De Valbuena à Abidal
Les footballeurs paraissent condamnés à l’incrédulité dès lors qu’il s’agit de solidarité. Peut-être parce qu’ils pratiquent le plus individuel des sports collectifs. Peut-être aussi parce qu’on leur demande d’afficher leurs bonnes actions, contrairement à ce que réclament les bonnes mœurs, les joueurs ayant dépassé le strict cadre du sportif pour être érigés en exemples à suivre. Forcément, c’est louche. À juste titre, quand le Spiegel révèle que 180 000 euros auraient été offerts à Lewandowski pour participer au match Léo Messi et ses amis contre le reste du monde, en 2015. Ou quand Mathieu Valbuena joue au foot avec un minot de Marseille dans Tous Ensemble, l’émission solidaire de TF1 qui a fait long feu en 2014. Mais lorsque Xavi donne son bateau à l’ONG Proactiva Open Arms, qui accompagne les migrants dans leurs traversées maritimes, ou lorsque la vente de la chaussure de Götze qui a donné la Coupe du monde à l’Allemagne en 2014 rapporte deux millions d’euros à l’association allemande Un cœur pour les enfants, il s’agit bien d’un acte « de bonté, de générosité fait envers autrui » , soit la définition de la charité. Et quand Totti publie Toutes les blagues sur Totti (réunies par moi), dont les bénéfices sont reversés à des œuvres caritatives, on touche carrément au génie.

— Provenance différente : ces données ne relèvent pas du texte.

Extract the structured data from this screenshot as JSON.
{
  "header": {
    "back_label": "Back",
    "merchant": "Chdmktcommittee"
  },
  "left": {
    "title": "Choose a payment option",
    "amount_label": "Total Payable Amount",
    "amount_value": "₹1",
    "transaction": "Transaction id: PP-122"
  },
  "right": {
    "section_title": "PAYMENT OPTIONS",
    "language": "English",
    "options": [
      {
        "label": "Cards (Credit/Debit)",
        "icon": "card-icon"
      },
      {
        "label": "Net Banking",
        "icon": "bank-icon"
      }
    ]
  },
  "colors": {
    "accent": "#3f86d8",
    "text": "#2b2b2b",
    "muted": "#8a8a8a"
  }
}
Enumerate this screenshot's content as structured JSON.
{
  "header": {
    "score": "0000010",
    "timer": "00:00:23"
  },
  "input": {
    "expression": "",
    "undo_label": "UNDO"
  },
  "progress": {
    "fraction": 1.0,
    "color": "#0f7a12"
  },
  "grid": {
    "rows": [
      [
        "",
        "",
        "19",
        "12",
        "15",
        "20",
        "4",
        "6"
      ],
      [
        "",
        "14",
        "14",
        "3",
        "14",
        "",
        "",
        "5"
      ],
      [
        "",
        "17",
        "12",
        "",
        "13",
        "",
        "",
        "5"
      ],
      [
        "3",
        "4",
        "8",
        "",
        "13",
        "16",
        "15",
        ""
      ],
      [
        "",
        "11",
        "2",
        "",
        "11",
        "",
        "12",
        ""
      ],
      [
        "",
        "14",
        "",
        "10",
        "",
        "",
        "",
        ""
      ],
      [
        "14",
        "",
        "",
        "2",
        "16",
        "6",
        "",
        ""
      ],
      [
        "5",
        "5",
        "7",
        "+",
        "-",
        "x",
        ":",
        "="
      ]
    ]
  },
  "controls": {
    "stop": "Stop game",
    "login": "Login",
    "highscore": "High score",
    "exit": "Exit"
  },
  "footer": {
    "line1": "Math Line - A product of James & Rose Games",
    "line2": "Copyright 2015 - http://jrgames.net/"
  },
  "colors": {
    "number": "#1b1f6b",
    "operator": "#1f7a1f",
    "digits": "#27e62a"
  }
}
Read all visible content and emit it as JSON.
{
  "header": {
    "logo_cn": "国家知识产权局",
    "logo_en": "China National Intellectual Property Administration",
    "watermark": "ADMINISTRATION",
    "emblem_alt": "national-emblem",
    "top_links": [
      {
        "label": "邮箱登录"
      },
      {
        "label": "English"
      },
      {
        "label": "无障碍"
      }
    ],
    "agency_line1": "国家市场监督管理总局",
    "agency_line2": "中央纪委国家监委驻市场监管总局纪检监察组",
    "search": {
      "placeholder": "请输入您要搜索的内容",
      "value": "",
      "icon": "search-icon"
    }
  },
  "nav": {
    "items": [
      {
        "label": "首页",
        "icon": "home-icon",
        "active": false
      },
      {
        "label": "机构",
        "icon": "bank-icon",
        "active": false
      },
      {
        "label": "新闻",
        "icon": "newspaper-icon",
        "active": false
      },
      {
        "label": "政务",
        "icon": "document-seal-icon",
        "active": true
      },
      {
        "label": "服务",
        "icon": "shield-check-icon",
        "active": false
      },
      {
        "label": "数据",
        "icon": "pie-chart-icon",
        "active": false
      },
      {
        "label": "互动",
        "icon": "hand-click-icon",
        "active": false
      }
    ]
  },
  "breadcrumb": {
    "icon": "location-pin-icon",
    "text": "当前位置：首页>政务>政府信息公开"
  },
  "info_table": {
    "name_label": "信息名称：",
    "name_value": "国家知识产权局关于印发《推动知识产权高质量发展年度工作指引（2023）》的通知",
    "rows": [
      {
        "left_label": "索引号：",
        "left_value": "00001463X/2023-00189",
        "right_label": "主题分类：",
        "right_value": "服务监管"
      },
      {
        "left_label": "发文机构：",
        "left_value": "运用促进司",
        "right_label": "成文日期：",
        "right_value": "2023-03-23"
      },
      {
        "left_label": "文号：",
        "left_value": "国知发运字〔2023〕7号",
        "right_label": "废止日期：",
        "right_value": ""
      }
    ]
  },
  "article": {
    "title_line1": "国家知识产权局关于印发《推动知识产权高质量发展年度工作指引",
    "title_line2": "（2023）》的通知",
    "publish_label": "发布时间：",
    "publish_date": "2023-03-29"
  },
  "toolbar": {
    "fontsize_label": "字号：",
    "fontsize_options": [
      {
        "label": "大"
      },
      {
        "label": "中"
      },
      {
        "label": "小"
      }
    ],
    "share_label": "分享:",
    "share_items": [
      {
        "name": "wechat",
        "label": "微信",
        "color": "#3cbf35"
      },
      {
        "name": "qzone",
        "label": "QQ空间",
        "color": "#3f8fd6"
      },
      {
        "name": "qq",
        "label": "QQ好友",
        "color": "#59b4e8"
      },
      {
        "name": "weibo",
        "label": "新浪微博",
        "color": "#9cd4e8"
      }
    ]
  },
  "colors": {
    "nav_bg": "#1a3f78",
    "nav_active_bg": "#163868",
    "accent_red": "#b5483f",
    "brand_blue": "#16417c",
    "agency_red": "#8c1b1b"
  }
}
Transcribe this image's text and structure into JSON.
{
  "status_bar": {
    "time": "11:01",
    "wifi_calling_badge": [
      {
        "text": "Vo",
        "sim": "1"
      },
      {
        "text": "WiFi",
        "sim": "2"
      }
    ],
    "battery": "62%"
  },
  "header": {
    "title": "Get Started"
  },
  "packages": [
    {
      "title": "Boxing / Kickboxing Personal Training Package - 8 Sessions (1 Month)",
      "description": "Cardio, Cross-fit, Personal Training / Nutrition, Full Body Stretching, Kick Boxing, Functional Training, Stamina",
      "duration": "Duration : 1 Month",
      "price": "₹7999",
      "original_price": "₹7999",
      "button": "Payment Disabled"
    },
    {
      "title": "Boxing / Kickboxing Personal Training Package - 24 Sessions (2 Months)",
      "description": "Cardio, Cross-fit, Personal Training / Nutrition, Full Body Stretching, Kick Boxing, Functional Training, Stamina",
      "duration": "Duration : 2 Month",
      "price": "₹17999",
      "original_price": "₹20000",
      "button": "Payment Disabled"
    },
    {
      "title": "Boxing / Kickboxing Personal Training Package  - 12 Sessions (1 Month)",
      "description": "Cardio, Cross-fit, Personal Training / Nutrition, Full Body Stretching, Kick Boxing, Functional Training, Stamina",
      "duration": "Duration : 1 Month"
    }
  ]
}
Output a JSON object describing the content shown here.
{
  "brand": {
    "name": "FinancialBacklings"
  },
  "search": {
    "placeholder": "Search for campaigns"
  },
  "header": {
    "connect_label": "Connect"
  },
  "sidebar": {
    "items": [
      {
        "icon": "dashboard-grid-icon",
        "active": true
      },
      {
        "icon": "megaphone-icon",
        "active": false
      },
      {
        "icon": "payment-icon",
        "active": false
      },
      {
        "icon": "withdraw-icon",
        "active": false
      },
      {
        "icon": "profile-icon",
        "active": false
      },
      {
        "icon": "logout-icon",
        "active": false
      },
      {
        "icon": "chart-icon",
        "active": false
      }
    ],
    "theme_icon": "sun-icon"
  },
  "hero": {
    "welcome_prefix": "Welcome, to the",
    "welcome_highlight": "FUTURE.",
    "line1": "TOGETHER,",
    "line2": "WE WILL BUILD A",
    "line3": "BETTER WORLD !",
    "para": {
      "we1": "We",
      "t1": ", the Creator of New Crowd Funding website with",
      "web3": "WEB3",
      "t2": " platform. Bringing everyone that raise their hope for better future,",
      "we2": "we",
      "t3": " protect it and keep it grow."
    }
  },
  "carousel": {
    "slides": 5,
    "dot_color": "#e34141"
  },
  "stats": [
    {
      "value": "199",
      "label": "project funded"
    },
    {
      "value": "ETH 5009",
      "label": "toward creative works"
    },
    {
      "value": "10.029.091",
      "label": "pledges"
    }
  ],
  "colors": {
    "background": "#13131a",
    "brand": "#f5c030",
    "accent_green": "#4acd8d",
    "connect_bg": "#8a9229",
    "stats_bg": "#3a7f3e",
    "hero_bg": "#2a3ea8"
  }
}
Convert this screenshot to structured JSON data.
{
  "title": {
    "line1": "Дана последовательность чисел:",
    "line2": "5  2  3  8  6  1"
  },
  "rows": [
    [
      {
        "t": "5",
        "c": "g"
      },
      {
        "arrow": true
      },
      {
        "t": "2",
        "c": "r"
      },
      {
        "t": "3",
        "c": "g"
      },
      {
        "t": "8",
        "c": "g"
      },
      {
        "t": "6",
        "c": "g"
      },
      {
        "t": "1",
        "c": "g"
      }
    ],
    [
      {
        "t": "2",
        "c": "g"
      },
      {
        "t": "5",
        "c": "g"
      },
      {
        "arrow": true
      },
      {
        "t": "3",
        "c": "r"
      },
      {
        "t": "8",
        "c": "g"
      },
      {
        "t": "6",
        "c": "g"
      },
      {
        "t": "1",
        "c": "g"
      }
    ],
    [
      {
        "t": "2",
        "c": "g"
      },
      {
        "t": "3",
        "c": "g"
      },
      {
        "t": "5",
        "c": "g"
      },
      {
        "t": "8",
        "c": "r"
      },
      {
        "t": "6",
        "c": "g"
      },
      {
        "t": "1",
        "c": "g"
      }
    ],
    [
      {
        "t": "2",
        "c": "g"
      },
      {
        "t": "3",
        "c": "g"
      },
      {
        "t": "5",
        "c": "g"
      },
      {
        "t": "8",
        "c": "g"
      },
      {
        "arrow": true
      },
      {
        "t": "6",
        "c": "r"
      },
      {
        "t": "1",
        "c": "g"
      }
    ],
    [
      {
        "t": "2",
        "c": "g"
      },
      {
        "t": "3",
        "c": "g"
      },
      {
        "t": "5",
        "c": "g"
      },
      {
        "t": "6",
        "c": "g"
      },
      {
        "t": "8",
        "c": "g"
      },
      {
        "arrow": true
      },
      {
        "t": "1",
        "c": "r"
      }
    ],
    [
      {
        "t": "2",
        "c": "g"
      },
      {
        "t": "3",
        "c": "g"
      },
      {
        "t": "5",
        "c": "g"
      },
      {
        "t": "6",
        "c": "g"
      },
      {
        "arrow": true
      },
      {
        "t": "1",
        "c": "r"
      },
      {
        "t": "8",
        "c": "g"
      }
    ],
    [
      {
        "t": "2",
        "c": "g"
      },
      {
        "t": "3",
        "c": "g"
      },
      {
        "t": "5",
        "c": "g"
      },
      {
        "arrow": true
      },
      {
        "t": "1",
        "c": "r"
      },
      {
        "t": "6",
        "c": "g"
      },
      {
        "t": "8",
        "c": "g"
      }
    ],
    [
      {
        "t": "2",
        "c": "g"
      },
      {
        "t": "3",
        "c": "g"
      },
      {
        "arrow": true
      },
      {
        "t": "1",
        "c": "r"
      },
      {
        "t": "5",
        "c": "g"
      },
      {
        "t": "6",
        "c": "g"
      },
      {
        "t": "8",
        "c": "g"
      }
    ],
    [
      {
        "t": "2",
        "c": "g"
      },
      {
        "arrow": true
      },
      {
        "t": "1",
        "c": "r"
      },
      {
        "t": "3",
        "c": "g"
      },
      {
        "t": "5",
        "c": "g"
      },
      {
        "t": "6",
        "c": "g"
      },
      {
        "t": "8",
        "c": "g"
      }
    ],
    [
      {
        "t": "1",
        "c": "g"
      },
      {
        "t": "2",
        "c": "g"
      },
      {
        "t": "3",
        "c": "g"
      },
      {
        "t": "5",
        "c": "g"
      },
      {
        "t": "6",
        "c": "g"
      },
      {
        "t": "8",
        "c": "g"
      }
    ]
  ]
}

Et puis il y a les investissements sur le long terme, souvent en rapport avec une histoire personnelle. En France, l’exemple le plus connu est peut-être celui du né apatride Rio Mavuba et de ses Orphelins de Makala. Ou d’Éric Abidal. En 2011, quelques semaines après son opération d’une tumeur au foie, le défenseur français raconte : « J’ai pris la décision de vendre mes voitures. Je suis content de ça. Mais je pense faire d’autres choses. J’ai envie de m’investir dans une association pour lutter contre le cancer. Je vais me plonger dedans. L’argent des voitures pourrait servir à ça. » Quatre ans plus tard, la branche parisienne de la fondation Éric Abidal voit le jour, après Barcelone et avant la Grèce, où il a joué. Ce faisant, Abidal, comme Mavuba, fait preuve de solidarité. Et peu importe, finalement, ses motivations profondes. En revanche, attention à ne pas se faire découper lors d’un match de charité. Surtout au Variétés Club de France.